For managers, it's a window into how their team thinks through problems. For anyone coming into a ticket late, the full story is already there.
Clean data from day one
Enrique rolled out AI in two phases:
Migrate and Stabilize. Get channels live, move the team onto Plain, and build a clean label taxonomy by product area and issue type.
Automate. Turn on AI labeling once the data underneath it was solid.
Plain's AI labeling replaced the external categorization tool Sourcegraph had been paying for, bringing three systems down to one. Because the labels were clean from the start, reporting worked too. The quarterly spreadsheets maintained by hand were replaced by labels that fed directly into Plain's reporting, giving Enrique ticket trends, workload distribution, and resolution data without exporting anything.

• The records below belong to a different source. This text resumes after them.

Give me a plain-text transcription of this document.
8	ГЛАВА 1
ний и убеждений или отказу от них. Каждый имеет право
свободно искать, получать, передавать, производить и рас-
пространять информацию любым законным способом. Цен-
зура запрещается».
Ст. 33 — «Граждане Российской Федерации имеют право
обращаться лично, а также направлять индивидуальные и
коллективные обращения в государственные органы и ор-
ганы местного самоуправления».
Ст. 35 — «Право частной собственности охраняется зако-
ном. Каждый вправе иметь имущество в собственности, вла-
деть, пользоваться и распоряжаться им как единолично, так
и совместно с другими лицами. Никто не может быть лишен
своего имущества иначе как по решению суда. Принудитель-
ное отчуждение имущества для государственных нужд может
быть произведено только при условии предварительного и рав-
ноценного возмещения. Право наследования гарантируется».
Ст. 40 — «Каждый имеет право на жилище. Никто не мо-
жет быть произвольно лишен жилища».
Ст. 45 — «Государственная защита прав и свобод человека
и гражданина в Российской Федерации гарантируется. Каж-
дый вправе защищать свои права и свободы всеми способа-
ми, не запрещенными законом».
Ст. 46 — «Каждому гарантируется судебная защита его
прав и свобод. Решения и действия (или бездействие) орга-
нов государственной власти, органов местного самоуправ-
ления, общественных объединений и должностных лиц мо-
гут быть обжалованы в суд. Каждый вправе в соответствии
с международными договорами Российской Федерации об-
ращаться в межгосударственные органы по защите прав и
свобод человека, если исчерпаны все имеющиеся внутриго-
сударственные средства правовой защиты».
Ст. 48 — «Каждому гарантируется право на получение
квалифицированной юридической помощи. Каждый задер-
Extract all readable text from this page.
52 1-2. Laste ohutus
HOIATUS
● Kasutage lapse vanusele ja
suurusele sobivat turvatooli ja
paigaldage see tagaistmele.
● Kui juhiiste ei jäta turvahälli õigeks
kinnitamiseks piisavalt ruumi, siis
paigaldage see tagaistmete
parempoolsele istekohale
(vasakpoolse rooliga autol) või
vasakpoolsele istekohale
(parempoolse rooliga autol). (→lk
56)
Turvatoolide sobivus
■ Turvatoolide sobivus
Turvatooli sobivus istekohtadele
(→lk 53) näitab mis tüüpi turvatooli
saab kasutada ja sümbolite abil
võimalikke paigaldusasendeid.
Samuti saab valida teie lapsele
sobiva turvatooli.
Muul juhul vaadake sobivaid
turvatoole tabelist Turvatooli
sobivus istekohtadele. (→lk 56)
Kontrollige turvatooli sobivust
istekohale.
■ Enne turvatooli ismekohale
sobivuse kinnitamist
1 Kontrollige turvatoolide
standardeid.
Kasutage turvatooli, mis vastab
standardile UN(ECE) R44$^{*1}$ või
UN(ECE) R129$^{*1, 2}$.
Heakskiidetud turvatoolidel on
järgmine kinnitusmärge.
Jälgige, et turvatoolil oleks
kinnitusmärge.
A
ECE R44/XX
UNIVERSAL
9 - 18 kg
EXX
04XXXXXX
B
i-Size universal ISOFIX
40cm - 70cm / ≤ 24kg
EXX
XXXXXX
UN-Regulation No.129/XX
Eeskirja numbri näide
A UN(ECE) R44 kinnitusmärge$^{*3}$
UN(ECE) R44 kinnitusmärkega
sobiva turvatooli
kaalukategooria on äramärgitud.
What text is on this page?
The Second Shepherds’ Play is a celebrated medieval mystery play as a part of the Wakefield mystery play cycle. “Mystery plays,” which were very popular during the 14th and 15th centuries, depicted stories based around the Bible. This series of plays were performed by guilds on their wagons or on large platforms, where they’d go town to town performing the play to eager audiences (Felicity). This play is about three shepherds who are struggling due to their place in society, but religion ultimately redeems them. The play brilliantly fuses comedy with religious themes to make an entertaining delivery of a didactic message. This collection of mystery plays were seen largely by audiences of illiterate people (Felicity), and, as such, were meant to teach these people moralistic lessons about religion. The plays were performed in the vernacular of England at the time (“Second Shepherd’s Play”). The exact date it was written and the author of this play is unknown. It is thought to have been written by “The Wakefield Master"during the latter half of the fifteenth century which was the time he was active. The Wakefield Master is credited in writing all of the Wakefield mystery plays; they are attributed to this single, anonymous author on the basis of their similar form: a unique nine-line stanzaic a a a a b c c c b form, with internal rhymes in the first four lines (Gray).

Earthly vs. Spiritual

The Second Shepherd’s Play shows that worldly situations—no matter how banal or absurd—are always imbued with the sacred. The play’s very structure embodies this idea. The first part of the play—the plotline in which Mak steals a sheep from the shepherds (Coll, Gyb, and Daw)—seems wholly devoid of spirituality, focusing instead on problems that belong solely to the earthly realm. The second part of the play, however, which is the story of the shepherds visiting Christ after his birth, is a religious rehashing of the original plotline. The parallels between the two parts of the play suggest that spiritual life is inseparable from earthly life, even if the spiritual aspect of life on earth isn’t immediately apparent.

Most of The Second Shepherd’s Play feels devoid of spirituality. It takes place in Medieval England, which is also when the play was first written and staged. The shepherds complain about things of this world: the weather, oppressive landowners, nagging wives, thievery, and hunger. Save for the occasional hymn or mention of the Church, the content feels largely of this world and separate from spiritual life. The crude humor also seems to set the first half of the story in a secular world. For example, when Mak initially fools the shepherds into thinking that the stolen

An integration layer without a dedicated engineering team
Enrique and his support team built their own integrations using Plain's API. One example: a Deep Search bot that queries Sourcegraph's codebase to help troubleshoot customer issues.
The bot takes the full Plain thread as input and searches Sourcegraph's codebase, log activity, and database for what might be causing the problem.
This pattern is something many Plain customers build toward, and Plain's Bring Your Own Agent feature is what makes it possible:
One integration point. Because Plain holds the entire conversation in a single thread, you only need to connect your tooling once.
Technical depth without engineering overhead. Agents can surface context from your own systems without pulling in an engineer for every question.
Support as a product feedback channel. Enrique has used bot results to bring threads to engineering leads and make the case for product changes.
Plain's API gives teams room to keep building without waiting on a vendor to ship what they need.
"I don't need to hook up Deep Search to Plain or to Slack. I can do it to Plain and it grabs everything I need."
Enrique Gonzalez
Head of Support Engineering at Sourcegraph
Results: Four Months In
67% improvement in Median First Response Time
Response time dropped from roughly 2 hours to 40 minutes driven by Plain's AI tooling, the switch to automatic thread creation, and not having to jump between three systems to handle a single conversation.
3 tools replaced by Plain
Zendesk, Foqal, and [NAME] were consolidated and replaced by Plain, saving thousands of dollars a year in licensing alone.
AI participation rate: 50% to 62% (targeting 75%)
Enrique reports this number to leadership weekly. AI is now involved in a growing share of threads through labeling, suggested responses, and the Deep Search bot. He's pushing toward 75% by end of quarter.
Less engineering time spent on support context
Engineers read the full thread in Plain instead of piecing together Slack and Zendesk histories. Even a 50% reduction in time spent per escalation adds up fast at an average engineering salary.
Where Sourcegraph goes from here
For Enrique, the next phase is solidifying Plain as the system of record for customer context. If the right data lives in the thread before a customer writes in, support stops being reactive by default.
He's building thread events into Plain so agents can see that a customer hit an error or requested elevated access minutes before they wrote in. Combined with the account data already surfaced in customer cards, agents arrive at a conversation knowing what happened, who the customer is, and what they're likely writing about. The conversation starts informed rather than cold.
What Enrique is building toward is where support is heading: a platform that works as infrastructure, not just a place to close tickets. Four months in, it's keeping up.